Re: [RFC PATCH v7 30/31] x86/mm, mm/vmalloc: Defer kernel TLB flush IPIs under CONFIG_COALESCE_TLBI=y
From: Dave Hansen <hidden>
Date: 2025-11-21 17:50:16
Also in:
linux-arch, linux-arm-kernel, linux-mm, linux-riscv, lkml, loongarch, rcu
On 11/21/25 09:37, Valentin Schneider wrote:
On 19/11/25 10:31, Dave Hansen wrote:quoted
On 11/14/25 07:14, Valentin Schneider wrote:quoted
+static bool flush_tlb_kernel_cond(int cpu, void *info) +{ + return housekeeping_cpu(cpu, HK_TYPE_KERNEL_NOISE) || + per_cpu(kernel_cr3_loaded, cpu); +}Is it OK that 'kernel_cr3_loaded' can be be stale?
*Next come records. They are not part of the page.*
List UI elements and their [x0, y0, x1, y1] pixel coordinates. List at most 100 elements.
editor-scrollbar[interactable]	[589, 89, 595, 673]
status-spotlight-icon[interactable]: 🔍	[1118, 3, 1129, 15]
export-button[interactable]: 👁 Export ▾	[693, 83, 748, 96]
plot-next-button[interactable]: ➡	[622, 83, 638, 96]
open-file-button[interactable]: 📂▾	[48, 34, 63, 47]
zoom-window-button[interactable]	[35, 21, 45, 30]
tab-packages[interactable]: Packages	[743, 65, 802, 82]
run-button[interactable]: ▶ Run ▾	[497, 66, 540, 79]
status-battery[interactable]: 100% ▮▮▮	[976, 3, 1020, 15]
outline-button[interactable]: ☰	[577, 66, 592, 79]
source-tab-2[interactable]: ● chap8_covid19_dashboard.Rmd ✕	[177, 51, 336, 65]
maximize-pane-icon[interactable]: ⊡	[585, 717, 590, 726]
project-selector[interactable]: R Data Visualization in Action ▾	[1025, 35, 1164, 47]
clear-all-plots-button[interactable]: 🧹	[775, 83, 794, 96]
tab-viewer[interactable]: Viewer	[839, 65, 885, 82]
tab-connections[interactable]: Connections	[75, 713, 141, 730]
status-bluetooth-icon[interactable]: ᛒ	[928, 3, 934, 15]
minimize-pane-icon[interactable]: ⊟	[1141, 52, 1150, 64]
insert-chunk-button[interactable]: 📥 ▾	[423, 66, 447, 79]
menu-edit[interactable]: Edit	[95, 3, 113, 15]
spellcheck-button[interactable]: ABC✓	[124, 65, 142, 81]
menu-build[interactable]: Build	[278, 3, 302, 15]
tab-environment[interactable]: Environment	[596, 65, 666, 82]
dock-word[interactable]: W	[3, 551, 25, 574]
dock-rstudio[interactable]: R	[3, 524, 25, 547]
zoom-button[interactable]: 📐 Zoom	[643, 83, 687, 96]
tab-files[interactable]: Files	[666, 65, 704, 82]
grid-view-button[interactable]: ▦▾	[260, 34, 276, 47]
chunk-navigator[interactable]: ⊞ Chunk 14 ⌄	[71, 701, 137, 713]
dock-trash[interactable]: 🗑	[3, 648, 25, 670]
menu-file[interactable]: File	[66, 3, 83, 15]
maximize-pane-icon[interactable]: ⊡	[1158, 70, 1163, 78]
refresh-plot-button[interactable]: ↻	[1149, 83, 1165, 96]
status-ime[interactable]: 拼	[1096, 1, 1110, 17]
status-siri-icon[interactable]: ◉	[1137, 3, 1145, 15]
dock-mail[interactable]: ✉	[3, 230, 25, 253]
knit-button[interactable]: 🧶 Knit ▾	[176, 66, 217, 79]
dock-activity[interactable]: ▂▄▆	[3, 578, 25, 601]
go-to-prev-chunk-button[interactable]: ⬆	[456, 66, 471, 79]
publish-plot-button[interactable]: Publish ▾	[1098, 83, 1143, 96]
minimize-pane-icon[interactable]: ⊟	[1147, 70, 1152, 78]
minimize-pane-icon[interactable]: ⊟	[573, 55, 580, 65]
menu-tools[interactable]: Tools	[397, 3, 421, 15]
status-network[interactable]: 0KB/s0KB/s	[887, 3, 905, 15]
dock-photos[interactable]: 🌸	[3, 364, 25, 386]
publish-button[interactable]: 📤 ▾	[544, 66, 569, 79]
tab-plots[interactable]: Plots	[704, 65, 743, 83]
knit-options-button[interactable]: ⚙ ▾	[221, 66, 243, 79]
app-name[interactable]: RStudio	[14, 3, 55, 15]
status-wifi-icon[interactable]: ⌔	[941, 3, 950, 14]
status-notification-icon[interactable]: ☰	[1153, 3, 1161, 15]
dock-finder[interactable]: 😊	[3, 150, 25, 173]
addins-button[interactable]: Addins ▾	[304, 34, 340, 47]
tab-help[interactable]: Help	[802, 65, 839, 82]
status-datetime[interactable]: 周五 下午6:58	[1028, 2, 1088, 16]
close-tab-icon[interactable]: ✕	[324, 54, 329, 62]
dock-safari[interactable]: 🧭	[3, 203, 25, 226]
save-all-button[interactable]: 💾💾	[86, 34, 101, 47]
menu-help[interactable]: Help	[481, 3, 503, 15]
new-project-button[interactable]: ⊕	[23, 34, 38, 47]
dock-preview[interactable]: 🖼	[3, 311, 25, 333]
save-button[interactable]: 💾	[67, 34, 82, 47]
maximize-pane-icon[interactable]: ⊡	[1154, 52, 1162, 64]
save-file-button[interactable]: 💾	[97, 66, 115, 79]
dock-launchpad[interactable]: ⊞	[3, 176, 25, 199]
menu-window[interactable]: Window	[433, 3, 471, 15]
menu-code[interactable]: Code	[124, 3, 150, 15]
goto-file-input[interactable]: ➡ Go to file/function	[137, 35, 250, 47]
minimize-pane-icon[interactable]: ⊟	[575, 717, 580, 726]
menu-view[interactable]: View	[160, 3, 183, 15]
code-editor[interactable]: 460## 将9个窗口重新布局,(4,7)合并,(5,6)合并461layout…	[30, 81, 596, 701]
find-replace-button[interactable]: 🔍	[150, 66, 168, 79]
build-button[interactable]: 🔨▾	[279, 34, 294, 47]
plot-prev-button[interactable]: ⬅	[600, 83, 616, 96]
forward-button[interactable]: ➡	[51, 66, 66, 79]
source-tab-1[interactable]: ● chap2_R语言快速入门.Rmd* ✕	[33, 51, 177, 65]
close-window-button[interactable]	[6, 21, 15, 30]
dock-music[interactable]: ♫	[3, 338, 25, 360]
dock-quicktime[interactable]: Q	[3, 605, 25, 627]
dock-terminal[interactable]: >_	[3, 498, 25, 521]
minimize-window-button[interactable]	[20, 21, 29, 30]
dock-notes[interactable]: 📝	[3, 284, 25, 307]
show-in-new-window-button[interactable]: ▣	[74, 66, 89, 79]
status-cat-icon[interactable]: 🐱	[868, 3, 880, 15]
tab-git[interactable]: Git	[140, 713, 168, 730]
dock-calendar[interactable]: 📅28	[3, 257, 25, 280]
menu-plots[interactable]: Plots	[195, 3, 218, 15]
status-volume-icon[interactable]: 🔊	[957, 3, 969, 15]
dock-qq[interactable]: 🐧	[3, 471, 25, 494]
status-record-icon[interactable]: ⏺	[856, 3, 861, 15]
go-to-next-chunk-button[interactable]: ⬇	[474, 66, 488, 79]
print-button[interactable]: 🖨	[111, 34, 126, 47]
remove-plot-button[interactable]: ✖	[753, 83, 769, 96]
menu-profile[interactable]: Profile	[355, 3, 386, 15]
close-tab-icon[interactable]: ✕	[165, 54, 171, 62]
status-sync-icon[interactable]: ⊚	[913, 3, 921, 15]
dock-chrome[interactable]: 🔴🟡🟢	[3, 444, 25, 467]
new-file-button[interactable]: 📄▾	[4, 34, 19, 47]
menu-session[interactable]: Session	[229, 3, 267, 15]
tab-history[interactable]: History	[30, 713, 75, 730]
Since it's not part of the instruction that actually sets CR3, there's a window between when 'kernel_cr3_loaded' is set (or cleared) and CR3 is actually written. Is that OK? It seems like it could lead to both unnecessary IPIs being sent and for IPIs to be missed.So the pattern is SWITCH_TO_KERNEL_CR3 FLUSH KERNEL_CR3_LOADED := 1 KERNEL_CR3_LOADED := 0 SWITCH_TO_USER_CR3 The 0 -> 1 transition has a window between the unconditional flush and the write to 1 where a remote flush IPI may be omitted. Given that the write is immediately following the unconditional flush, that would really be just two flushes racing with each other,
Let me fix that for you. When you wrote "a remote flush IPI may be omitted" you meant to write: "there's a bug." ;) In the end, KERNEL_CR3_LOADED==0 means, "you don't need to send this CPU flushing IPIs because it will flush the TLB itself before touching memory that needs a flush". SWITCH_TO_KERNEL_CR3 FLUSH // On kernel CR3, *AND* not getting IPIs KERNEL_CR3_LOADED := 1
but I could punt the kernel_cr3_loaded write above the unconditional flush.
Yes, that would eliminate the window, as long as the memory ordering is right. You not only need to have the KERNEL_CR3_LOADED:=1 CPU set that variable, you need to ensure that it has seen the page table update.
The 1 -> 0 transition is less problematic, worst case a remote flush races with the CPU returning to userspace and it'll get interrupted back to kernelspace.
It's also not just "returning to userspace". It could well be *in* userspace by the point the IPI shows up. It's not the end of the world, and the window isn't infinitely long. But there certainly is still a possibility of getting spurious interrupts for the precious NOHZ_FULL task while it's in userspace.